Last April, I submitted a report to the United Nations High Commissioner for Human Rights and the U.S. State Department about how U.S. law fails to give whistleblowers customary remedies for their retaliation claims. My report listed the international treaties that required the United States to protect whistleblowers. It listed specific cases in which whistleblowers' rights had been denied, including one case, Bradley Birkenfeld, in which the whistleblower was currently imprisoned. It also decried the pitiful state of the law when it comes to protecting federal employees who blow the whistle on waste, fraud and abuse. I called on the State Department to answer to the United Nations for this failure to give whistleblowers the same rights that victims of auto accidents have.

Last month, the State Department issued its report to the United Nations under its Universal Periodic Review (UPR). That report makes no mention of whistleblower rights.  It does not even include the word, "transparency." I called on the State Department to answer how the limits on political asylum (such as requiring applications to be filed in English within one year of entry to the US) comported with the duty to provide asylum to international whistleblowers seeking refuge here.  No mention of that either. The UPR process provides for direct questioning of U.S. representatives in November. Perhaps those representatives will face questions about how whistleblowers here get less rights that other victims of wrongful conduct, and why the U.S. has not passed laws to assure whistleblowers our customary rights and remedies.

Harper's reports on yet another whistleblower prosecution

Harper's Magazine is publishing a report by Scott Horton on yet another prosecution for releasing information. Called "Obama's War on Whistleblowers," the article focuses on the prosecution of Steven Kim, a scholar of North Korea’s nuclear program. Since Kim did consulting work for the State Department, the prosecution contends he should not have spoken to Fox News about how the North Koreans were likely to react to proposed sanctions. Former prosecutor and Johns Hopkins professor Ruth Wedgwood told Horton that the Fox News report “contains completely unremarkable observations about what a country would do if it was sanctioned for its poor behavior. These kinds of observations were well known to anyone paying attention to public sources and ought not be the basis for making someone a federal felon.” Assistant Attorney General David Kris says the charges are a “warning to anyone who is entrusted with sensitive national security information and would consider compromising it.” Those who are following the prosecutions of Thomas Drake and Bradley Manning, and the failure to grant clemency to Brad Birkenfeld, may see a pattern.
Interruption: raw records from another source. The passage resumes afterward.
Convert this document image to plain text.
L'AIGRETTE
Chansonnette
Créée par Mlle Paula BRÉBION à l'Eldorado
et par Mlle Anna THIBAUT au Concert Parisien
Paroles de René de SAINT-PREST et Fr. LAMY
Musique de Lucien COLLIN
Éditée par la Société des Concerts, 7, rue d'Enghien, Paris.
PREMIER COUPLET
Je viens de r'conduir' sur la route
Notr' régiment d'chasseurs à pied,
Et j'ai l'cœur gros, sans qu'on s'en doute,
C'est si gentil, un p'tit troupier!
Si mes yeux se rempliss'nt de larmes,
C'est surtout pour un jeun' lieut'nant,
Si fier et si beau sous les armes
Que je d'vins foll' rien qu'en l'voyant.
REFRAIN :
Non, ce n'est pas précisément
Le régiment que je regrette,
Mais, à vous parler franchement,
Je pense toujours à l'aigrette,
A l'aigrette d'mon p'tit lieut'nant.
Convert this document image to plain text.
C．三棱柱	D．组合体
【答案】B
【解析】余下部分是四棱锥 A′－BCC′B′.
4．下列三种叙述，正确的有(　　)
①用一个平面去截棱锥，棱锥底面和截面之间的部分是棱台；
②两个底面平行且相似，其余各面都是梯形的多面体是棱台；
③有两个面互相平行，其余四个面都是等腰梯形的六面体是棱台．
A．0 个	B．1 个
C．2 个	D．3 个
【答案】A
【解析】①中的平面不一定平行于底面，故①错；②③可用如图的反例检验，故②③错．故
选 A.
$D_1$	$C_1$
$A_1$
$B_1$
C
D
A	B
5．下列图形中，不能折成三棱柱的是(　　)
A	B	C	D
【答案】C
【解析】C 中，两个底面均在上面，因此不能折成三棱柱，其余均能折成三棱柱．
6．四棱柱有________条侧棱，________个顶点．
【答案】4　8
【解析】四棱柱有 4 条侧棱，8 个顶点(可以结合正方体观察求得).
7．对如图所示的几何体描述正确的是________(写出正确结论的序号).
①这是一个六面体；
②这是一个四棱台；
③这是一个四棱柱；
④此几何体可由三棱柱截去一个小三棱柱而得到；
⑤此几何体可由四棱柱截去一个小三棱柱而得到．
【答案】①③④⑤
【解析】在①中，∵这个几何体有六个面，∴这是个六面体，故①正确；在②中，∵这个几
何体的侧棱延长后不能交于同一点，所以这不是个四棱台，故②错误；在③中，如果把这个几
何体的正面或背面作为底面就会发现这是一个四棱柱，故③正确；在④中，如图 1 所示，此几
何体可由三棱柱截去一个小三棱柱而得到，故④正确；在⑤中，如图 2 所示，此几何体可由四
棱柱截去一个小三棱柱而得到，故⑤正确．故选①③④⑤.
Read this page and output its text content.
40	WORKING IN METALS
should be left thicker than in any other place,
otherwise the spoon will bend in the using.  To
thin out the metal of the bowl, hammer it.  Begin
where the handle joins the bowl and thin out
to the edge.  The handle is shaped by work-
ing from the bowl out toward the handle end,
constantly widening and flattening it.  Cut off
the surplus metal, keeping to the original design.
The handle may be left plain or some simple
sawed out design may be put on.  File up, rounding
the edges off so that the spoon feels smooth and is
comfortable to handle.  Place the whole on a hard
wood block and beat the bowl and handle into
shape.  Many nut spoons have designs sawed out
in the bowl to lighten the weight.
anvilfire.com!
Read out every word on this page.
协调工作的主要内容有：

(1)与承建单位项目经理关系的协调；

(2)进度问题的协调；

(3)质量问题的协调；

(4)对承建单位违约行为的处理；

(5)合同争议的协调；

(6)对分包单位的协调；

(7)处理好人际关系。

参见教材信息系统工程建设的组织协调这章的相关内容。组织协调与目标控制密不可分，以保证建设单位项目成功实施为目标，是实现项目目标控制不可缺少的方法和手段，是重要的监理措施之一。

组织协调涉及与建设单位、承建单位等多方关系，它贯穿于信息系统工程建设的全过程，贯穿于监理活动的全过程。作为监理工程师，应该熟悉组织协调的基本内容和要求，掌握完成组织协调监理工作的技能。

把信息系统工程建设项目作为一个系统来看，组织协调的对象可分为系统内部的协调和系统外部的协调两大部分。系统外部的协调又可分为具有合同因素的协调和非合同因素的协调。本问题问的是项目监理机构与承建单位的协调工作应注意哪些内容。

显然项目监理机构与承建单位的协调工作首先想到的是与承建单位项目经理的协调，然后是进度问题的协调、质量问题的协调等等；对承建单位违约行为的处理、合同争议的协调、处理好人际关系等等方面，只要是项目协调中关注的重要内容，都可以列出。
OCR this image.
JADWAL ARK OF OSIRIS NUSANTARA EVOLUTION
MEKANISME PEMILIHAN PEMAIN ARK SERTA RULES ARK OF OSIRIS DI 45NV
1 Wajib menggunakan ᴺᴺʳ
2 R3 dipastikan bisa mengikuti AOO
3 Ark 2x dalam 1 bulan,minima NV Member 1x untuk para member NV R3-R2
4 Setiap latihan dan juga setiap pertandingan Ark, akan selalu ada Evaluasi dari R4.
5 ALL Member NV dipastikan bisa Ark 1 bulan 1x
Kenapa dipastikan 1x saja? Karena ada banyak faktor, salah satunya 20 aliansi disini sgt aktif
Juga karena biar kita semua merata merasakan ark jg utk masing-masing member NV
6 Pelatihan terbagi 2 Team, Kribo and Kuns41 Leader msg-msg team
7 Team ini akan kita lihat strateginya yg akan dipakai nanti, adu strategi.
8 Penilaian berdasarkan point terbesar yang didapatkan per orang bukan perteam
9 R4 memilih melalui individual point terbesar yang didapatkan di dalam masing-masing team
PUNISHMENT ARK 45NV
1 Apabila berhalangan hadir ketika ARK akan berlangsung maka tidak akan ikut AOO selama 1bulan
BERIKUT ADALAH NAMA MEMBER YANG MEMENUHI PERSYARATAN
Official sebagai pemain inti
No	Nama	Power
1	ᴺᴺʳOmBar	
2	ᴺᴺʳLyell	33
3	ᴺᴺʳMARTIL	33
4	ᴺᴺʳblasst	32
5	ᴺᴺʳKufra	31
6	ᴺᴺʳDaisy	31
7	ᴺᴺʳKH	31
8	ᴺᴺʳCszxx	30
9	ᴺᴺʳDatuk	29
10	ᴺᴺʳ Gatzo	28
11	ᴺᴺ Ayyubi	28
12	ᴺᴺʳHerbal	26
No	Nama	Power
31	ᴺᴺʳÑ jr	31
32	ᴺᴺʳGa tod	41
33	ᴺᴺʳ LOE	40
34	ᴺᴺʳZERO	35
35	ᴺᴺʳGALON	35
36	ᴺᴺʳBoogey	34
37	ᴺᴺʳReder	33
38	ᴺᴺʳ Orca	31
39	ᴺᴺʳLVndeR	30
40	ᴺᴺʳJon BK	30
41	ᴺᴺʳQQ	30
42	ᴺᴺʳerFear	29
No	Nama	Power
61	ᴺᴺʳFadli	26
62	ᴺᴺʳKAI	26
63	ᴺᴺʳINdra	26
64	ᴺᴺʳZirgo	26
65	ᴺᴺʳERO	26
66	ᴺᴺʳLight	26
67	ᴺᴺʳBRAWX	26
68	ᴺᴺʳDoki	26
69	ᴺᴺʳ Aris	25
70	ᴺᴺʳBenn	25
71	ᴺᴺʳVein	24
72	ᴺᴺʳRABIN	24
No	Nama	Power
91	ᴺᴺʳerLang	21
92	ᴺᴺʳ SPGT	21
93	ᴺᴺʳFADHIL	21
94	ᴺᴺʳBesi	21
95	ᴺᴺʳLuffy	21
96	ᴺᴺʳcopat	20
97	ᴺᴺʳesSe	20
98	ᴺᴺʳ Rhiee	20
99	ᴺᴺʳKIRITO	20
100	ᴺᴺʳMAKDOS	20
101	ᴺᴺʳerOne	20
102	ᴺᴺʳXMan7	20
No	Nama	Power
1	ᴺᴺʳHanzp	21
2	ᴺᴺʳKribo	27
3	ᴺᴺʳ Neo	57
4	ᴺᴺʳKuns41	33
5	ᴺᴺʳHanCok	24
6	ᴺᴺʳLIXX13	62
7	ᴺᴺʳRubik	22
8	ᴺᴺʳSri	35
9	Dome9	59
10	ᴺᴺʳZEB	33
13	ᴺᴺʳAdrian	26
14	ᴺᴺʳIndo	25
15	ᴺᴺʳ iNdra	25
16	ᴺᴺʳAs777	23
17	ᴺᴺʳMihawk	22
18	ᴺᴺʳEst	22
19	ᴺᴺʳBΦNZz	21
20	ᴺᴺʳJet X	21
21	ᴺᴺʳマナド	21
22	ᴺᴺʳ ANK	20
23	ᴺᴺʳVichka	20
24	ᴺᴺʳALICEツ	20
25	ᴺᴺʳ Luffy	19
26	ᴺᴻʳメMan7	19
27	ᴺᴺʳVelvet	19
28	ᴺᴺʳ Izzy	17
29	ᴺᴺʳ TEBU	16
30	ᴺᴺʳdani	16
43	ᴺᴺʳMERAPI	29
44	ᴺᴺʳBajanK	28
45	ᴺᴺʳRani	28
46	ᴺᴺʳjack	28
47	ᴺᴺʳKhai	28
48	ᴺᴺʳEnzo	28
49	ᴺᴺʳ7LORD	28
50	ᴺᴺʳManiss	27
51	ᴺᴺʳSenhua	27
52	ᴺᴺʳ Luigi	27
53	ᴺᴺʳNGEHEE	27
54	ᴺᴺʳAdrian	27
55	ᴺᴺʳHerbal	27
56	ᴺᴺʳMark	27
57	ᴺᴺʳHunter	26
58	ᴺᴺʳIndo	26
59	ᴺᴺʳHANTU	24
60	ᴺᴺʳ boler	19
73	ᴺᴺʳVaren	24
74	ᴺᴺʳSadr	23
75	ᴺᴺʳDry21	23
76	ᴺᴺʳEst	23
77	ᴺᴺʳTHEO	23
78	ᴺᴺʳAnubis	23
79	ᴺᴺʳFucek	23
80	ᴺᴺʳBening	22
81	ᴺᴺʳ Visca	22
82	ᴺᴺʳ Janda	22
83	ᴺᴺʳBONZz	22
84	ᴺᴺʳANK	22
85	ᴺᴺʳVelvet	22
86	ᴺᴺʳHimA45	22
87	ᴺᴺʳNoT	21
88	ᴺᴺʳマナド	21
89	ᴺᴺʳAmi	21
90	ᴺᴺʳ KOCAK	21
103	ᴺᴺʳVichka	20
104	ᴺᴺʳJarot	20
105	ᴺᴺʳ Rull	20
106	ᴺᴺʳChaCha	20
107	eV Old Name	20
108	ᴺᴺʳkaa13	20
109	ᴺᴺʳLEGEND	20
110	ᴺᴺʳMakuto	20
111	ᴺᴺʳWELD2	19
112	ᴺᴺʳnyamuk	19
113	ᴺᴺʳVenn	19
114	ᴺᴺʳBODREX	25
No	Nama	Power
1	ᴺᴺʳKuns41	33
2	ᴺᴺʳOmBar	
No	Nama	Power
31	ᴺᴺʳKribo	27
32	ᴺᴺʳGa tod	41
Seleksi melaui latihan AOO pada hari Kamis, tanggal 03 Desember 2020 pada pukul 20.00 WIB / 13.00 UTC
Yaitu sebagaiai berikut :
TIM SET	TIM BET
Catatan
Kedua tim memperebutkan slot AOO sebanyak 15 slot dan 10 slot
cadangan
Horton notes that Obama, as a lawyer, represented a whistleblower.  As a candidate, Obama pledged to “strengthen whistleblower laws to protect federal workers who expose waste, fraud, and abuse of authority in government.” Horton complains that the prosecution of Kim will effectively "censor public debate about vital facts relating to international affairs and possibly to war. *** [W]e’re supposed to be kept ignorant while the national-security state cares for us all."